After 27 days of the longest and largest ever multi-national sea-air-satellite search of the missing MAS Boeing 777 from South China Sea to the Straits of Malacca; from the Andaman Sea to the Northern and Southern corridors; and now to the Indian Ocean, no clue has been uncovered with regard to the whereabouts of MH370.
The MH 370 “black boxes” – which records flight data and cockpit voice communications – is now the only hope for clues to the mystery of the flight’s March 8 disappearance or the mystery may never be solved.
Time is fast running out as there are only three days left to retrieve MH370 boxes as their battery-powered signal usually last only about 30 days.
The entry of the British nuclear submarine, HSM Tireless, to join the search for Flight MH370 from Perth, has made it an eight-nation sea-undersea-and-air search involving Australia, Malaysia, China, Japan, New Zealand, South Korea, the United States and United Kingdom.

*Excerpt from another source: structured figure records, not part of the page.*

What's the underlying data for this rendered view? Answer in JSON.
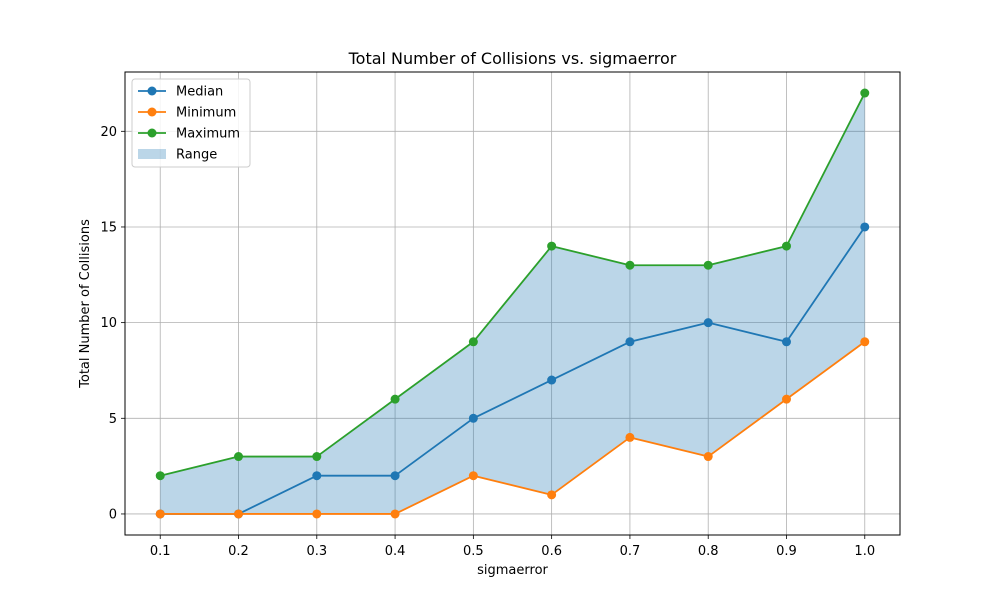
{
  "chart_data": {
    "type": "line",
    "title": "Total Number of Collisions vs. sigmaerror",
    "xlabel": "sigmaerror",
    "ylabel": "Total Number of Collisions",
    "x": [
      0.1,
      0.2,
      0.3,
      0.4,
      0.5,
      0.6,
      0.7,
      0.8,
      0.9,
      1.0
    ],
    "x_tick_labels": [
      "0.1",
      "0.2",
      "0.3",
      "0.4",
      "0.5",
      "0.6",
      "0.7",
      "0.8",
      "0.9",
      "1.0"
    ],
    "y_ticks": [
      0,
      5,
      10,
      15,
      20
    ],
    "y_tick_labels": [
      "0",
      "5",
      "10",
      "15",
      "20"
    ],
    "xlim": [
      0.055,
      1.045
    ],
    "ylim": [
      -1.1,
      23.1
    ],
    "grid": true,
    "legend_position": "top-left",
    "series": [
      {
        "name": "Median",
        "color": "#1f77b4",
        "values": [
          0,
          0,
          2,
          2,
          5,
          7,
          9,
          10,
          9,
          15
        ]
      },
      {
        "name": "Minimum",
        "color": "#ff7f0e",
        "values": [
          0,
          0,
          0,
          0,
          2,
          1,
          4,
          3,
          6,
          9
        ]
      },
      {
        "name": "Maximum",
        "color": "#2ca02c",
        "values": [
          2,
          3,
          3,
          6,
          9,
          14,
          13,
          13,
          14,
          22
        ]
      }
    ],
    "range": {
      "name": "Range",
      "color": "#1f77b4",
      "opacity": 0.3
    }
  }
}
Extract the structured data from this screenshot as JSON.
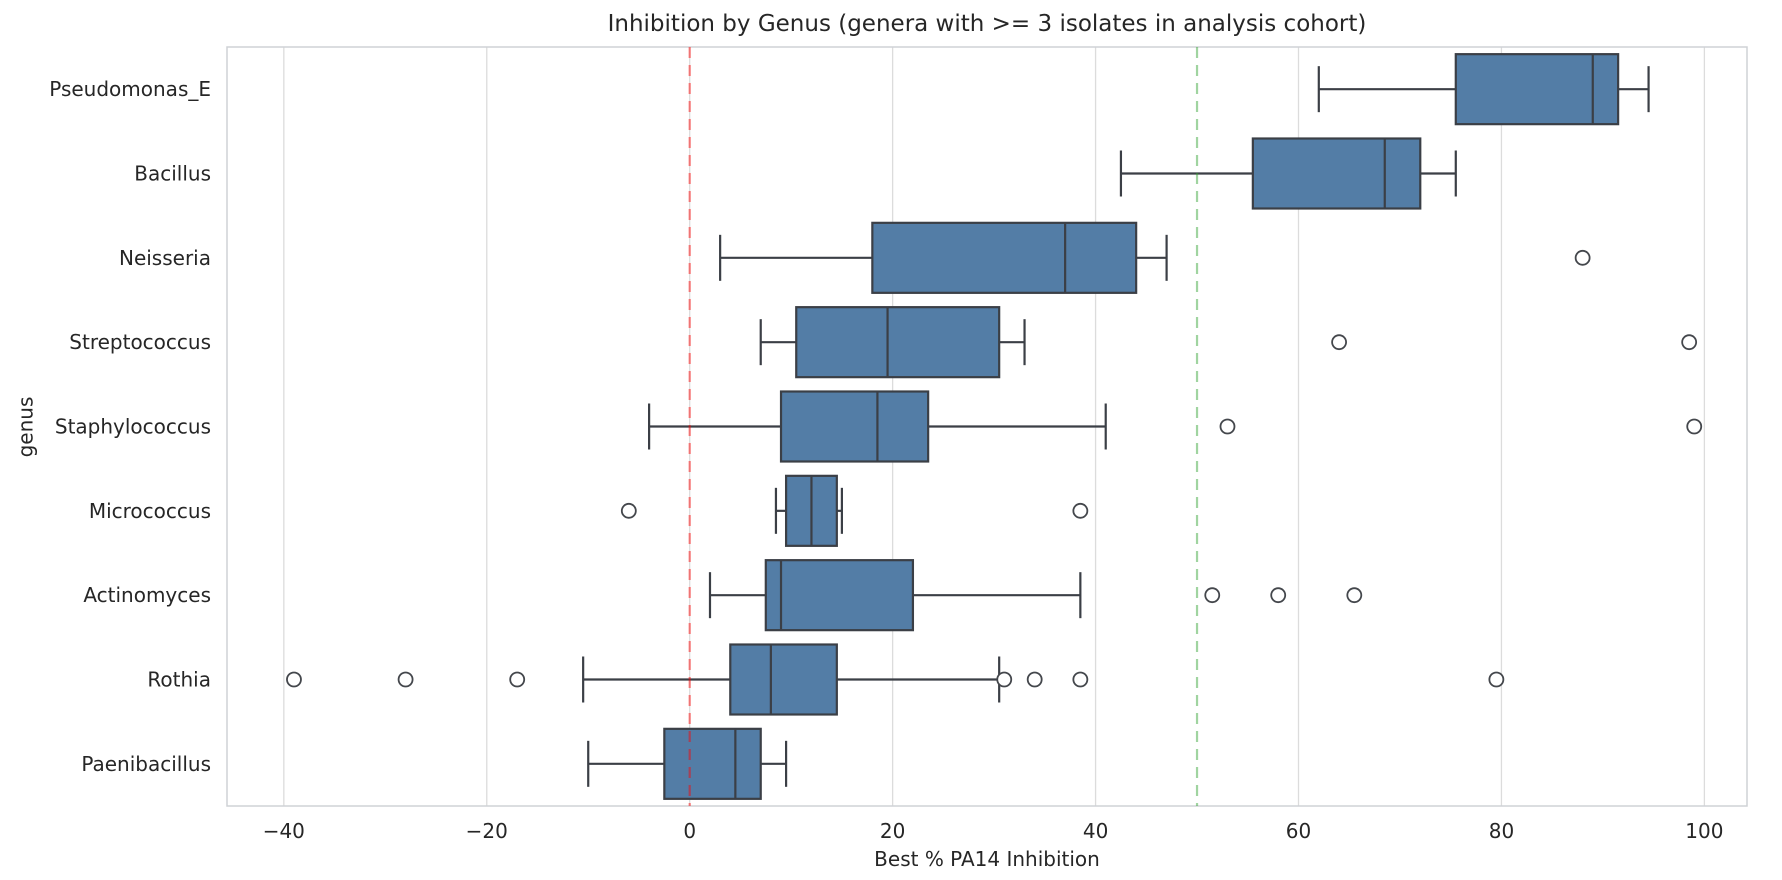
{
  "chart_data": {
    "type": "boxplot",
    "orientation": "horizontal",
    "title": "Inhibition by Genus (genera with >= 3 isolates in analysis cohort)",
    "xlabel": "Best % PA14 Inhibition",
    "ylabel": "genus",
    "xlim": [
      -45.6,
      104.2
    ],
    "xticks": [
      -40,
      -20,
      0,
      20,
      40,
      60,
      80,
      100
    ],
    "grid": "vertical-only",
    "legend": "none",
    "box_color": "#537da6",
    "edge_color": "#3b3f46",
    "outlier_edge_color": "#44474c",
    "grid_color": "#dcdcdc",
    "spine_color": "#cfd2d6",
    "text_color": "#262626",
    "reference_lines": [
      {
        "name": "zero-reference-line",
        "value": 0,
        "color": "#ff0000",
        "opacity": 0.47,
        "style": "dashed"
      },
      {
        "name": "fifty-percent-reference-line",
        "value": 50,
        "color": "#2ca02c",
        "opacity": 0.45,
        "style": "dashed"
      }
    ],
    "groups": [
      {
        "genus": "Pseudomonas_E",
        "whisker_low": 62,
        "q1": 75.5,
        "median": 89,
        "q3": 91.5,
        "whisker_high": 94.5,
        "outliers": []
      },
      {
        "genus": "Bacillus",
        "whisker_low": 42.5,
        "q1": 55.5,
        "median": 68.5,
        "q3": 72,
        "whisker_high": 75.5,
        "outliers": []
      },
      {
        "genus": "Neisseria",
        "whisker_low": 3,
        "q1": 18,
        "median": 37,
        "q3": 44,
        "whisker_high": 47,
        "outliers": [
          88
        ]
      },
      {
        "genus": "Streptococcus",
        "whisker_low": 7,
        "q1": 10.5,
        "median": 19.5,
        "q3": 30.5,
        "whisker_high": 33,
        "outliers": [
          64,
          98.5
        ]
      },
      {
        "genus": "Staphylococcus",
        "whisker_low": -4,
        "q1": 9,
        "median": 18.5,
        "q3": 23.5,
        "whisker_high": 41,
        "outliers": [
          53,
          99
        ]
      },
      {
        "genus": "Micrococcus",
        "whisker_low": 8.5,
        "q1": 9.5,
        "median": 12,
        "q3": 14.5,
        "whisker_high": 15,
        "outliers": [
          -6,
          38.5
        ]
      },
      {
        "genus": "Actinomyces",
        "whisker_low": 2,
        "q1": 7.5,
        "median": 9,
        "q3": 22,
        "whisker_high": 38.5,
        "outliers": [
          51.5,
          58,
          65.5
        ]
      },
      {
        "genus": "Rothia",
        "whisker_low": -10.5,
        "q1": 4,
        "median": 8,
        "q3": 14.5,
        "whisker_high": 30.5,
        "outliers": [
          -39,
          -28,
          -17,
          31,
          34,
          38.5,
          79.5
        ]
      },
      {
        "genus": "Paenibacillus",
        "whisker_low": -10,
        "q1": -2.5,
        "median": 4.5,
        "q3": 7,
        "whisker_high": 9.5,
        "outliers": []
      }
    ]
  }
}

However, despite a search involving 12 planes and 10 ships and now one submarine, with more than 100 men and women in the air and more than 1,000 at sea, the prospects of the 27-day search of the missing MH370 Boeing 777 have become increasingly pessimistic, forlorn and desperate with no one any the wiser as to where the Malaysia Airlines jet hit the sea.
The Australian Maritime Safety Authority has stopped giving details of objects found in the sea, preferring to say simply “nothing significant found” at the end of a day’s searching.
Without any single clue so far and the likelihood that the debris field of the MH370 could be spread over a thousand miles after 27 days of the mysterious mishap on March 8, the warning of the former Australian air force chief, Air Chief Marshall Angus Houston, who is leading the international search, that the missing Malaysian Airlines planes “might never be found” must weigh heavily not only on the loved ones of the 239 passengers and crew onboard MH370, the international community of well-wishers world-wide but also on all Malaysian MPs.
It is very somber to be reminded by Houston that Australia took 60 years to locate HMS Sydney which was lost off Western Australia during the second world war and was not discovered until 2008.
Yesterday, the Inspector-General of Police, Tan Sri Khalid Abu Bakar has added to the gloom when he said that the MH370 may never be solved and the authorities may never learn what caused the mysterious disappearance of the Flight MH370.
The current meeting of Parliament ends next Thursday on April 10.
While we hope and pray that the black boxes could be retrieved in the next three days, Malaysian MPs, whether Pakatan Rakyat or Barisan Nasional, must think hard and fast whether Parliament should adjourn next Thursday utterly lost and indecisive if it becomes increasingly unlikely that the black boxes of the missing Malaysian Airlines (MAS) aircraft MH370 is going to be retrieved in the coming weeks and months.
The Prime Minister and the Cabinet has yet to respond to the call for the establishment of an Opposition-headed Parliamentary Select Committee on MH370 disaster.
Time is not only running out for the retrieval of the “black boxes” before their batteries expire, time is also running out for the Malaysian Parliament to play a meaningful role in the MH370 disaster before Parliament adjourns next Thursday.
I call on the Cabinet meeting tomorrow not to delay any further and to endorse the establishment of an Opposition-headed Parliamentary Select Committee on MH370 next week before Parliament adjourns on April 10, to send a clear and unmistakable message, both nationally and internationally, that the Malaysia has nothing to hide and is prepared to find answers to the thousand-and-one questions which have surfaced in the past four weeks, not just about the “what, how and why” about the events leading to the disappearance of Flight MH370 on March 8, but also a whole series of questions and controversies surrounding the disappearance of the Triple Seven and the Search-and-Rescue (SAR) Operation.
Parliament will be committing an unpardonable dereliction of duty if Parliament adjourns next Thursday with absolutely no concrete parliamentary measures as to the role Malaysian MPs can play not only in finding answers to the many questions raised in the MH370 Disaster, but in help restoring national and international confidence in the transparency, good governance and international reputation of Malaysia.